|Thanks for post this, Tres.|
I don't want to address Craig Biddle's points, or even how he made them -- so I will stick to addressing Mike's points:
At some level, Ideas just do not matter. What I mean is, no Manifesto launched the Renaissance. If you need documents, they would be the poems of Petrarch and Dante's trilogy - works of art, not politics.Ideas don't move mountains, people (with ideas) do. Contrast this against animals, who never move mountains. But I still think I get what you are saying: The explicit communication or transference, if you will, of explicit ideas has rarely, if ever, altered the course of history. If that is what you are saying, then fine, but that applies to the past and not necessarily to today. Also, if you would not sign-on to my double-explicit re-interpretation of your words, then I would ask you: What -- on the level you are intending -- matters? If you say that it is emotions that matter, and that the emotions of people are what it is that launched the Renaissance, then I will ask you where those emotions came from. Now emotions can come from anywhere (such as the emotion of being startled by a loud sound), but the emotions preceding the Renaissance did not. Instead, they came from ... ideas.

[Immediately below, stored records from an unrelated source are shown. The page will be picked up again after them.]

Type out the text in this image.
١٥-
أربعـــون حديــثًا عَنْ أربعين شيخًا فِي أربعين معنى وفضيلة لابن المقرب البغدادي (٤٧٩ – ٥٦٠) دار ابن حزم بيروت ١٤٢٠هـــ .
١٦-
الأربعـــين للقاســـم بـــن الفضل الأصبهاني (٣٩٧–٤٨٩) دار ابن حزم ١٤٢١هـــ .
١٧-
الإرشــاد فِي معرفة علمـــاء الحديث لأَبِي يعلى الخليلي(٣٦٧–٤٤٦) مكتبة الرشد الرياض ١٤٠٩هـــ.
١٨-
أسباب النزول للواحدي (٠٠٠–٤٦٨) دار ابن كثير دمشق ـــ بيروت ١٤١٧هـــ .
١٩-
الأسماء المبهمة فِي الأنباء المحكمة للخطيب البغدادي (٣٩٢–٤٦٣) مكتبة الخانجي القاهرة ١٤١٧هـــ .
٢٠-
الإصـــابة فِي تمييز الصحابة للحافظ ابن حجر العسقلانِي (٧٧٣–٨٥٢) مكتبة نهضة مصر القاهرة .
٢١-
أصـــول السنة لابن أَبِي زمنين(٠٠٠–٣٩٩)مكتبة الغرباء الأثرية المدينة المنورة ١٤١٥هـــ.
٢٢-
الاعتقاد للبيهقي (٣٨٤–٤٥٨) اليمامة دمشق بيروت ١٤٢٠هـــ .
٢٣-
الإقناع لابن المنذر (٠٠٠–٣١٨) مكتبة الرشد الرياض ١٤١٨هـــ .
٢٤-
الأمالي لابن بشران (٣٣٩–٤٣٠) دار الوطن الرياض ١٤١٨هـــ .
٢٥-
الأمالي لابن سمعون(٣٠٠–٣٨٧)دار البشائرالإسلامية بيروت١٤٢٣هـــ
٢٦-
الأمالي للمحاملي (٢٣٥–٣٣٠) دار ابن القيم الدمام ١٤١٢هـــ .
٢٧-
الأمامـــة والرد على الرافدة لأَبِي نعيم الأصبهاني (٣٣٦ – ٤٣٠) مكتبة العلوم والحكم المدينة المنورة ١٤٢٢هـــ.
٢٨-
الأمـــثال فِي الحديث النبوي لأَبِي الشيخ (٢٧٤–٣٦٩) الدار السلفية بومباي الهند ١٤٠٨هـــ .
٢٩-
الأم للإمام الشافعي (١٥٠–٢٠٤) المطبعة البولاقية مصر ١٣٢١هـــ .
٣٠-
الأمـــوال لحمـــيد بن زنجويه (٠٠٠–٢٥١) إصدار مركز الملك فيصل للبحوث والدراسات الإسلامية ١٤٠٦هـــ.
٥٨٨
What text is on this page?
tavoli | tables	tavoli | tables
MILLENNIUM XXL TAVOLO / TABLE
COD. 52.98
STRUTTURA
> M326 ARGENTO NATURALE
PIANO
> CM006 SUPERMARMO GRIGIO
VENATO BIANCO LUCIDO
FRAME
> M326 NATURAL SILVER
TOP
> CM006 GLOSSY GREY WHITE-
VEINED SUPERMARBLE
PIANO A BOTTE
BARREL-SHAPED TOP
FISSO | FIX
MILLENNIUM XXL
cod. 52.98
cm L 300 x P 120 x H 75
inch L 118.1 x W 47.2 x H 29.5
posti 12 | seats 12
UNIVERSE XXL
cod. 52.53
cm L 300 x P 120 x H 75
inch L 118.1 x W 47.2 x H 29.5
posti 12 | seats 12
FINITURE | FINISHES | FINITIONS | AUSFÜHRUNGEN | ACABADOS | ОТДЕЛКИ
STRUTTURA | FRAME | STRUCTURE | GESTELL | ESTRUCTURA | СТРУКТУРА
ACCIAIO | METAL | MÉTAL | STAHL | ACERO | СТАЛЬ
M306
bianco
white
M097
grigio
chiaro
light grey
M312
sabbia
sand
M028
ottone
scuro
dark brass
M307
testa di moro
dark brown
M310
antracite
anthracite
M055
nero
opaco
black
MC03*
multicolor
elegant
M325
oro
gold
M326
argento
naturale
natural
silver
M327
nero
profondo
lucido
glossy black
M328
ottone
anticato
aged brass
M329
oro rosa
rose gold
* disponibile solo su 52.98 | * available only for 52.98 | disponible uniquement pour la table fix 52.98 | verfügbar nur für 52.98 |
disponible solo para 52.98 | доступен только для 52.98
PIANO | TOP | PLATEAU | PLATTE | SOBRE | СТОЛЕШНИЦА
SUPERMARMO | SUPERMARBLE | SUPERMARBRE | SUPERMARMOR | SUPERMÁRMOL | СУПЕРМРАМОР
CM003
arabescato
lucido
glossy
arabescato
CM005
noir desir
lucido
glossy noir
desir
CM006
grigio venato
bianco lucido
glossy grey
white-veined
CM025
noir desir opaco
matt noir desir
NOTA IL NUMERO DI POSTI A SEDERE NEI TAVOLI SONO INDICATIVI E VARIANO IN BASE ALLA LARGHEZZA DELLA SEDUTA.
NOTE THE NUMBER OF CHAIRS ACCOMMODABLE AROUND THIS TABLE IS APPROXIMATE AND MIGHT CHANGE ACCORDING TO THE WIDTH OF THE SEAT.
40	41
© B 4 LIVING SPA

Again, I'm pretty sure you would sign-on to my double-explicit re-interpretation, because you then said:
Ideas do matter, but those are often unstated and accepted long before they are enunciated and argued. ... and I cannot disagree with that, as long as, again, we are talking about the past. It's kind of unfair to bring up history, because none of our ancestors had the tools -- the tools for the initiation and propagation of ideas -- that we have today.
The next American revolution will implicitly accept the Objectivist ethos of self-interest, reason, and reality...Again, I cannot disagree with that.
The disappointing aspect of this argument over rights is that none of them has actually written a body of law based on their theory.That sounds like a formidable, but valuable, task!